Глазки церковников забегали, толстые морды расплылись в сладких улыбках:
– Понимаю, что не время, дочь моя…
– Но последняя воля вашей матушки…
– Завещание…
Сунули под нос бумагу. «Я, графиня Эржебета Надашди, в девичестве Батори, находясь в здравом уме и трезвой памяти, завещаю: до моего освобождения поручить управление всем движимым и недвижимым имуществом моим дочерям Анне Зриньи, в девичестве Надашди, и Катерине Хоммонаи, в девичестве Надашди.»
– Чужой рукою писано, – усмехнулась Анна. – У меня есть другое завещание, написано матерью.
– Под диктовку. Ваша матушка уж совсем плоха была. Зато подпись собственноручно поставила.
Анна бросила взгляд на закорючку:
– Не матушки это подпись, святые отцы…
– Уж не обвиняете ли вы, дочь моя, церковь во лжи? – изумился один из священников. – Графиня завещала вам управление имуществом лишь до освобождения – какого, не уточнено. А теперь, волею господа, она освободилась от тягот земной юдоли.
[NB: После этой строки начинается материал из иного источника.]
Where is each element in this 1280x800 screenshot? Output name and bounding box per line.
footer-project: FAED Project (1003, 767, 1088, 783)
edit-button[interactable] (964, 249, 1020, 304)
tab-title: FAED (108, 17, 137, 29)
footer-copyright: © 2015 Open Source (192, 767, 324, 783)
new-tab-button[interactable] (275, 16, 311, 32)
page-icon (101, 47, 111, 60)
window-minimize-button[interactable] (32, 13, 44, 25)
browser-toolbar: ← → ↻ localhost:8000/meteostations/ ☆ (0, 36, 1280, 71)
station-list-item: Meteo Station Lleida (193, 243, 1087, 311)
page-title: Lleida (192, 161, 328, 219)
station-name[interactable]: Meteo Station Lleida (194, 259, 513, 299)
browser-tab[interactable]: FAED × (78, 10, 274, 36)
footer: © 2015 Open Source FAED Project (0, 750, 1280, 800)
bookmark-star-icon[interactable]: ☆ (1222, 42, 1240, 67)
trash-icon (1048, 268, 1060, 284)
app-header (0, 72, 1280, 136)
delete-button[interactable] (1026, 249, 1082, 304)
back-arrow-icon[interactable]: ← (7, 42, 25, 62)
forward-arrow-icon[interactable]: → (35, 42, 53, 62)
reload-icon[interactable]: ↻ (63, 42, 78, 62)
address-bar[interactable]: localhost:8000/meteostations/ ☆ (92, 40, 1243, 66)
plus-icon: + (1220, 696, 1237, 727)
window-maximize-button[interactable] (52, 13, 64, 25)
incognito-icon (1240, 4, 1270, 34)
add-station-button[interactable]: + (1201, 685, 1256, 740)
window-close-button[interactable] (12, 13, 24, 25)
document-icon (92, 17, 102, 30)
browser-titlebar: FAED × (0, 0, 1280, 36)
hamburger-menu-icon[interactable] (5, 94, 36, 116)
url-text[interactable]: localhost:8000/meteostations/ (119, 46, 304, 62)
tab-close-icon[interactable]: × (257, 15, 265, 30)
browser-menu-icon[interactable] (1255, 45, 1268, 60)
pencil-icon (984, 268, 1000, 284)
Значит, имущество теперь ничье…
– Подпись не матушки, – упрямо повторила Анна и, болезненно оскалившись, тихо добавила: – Не вздумайте тягаться со мною, святые отцы.
– Встретимся в суде, дочь моя!
Священники ушли, возмущенно шурша рясами. Пора спать, решила Анна. Сегодня был тяжелый день…
Лежа в супружеской постели, долго не могла уснуть. Перебирала в памяти все сделанное, прикидывала, насчет чего еще нужно будет распорядиться. Не спалось.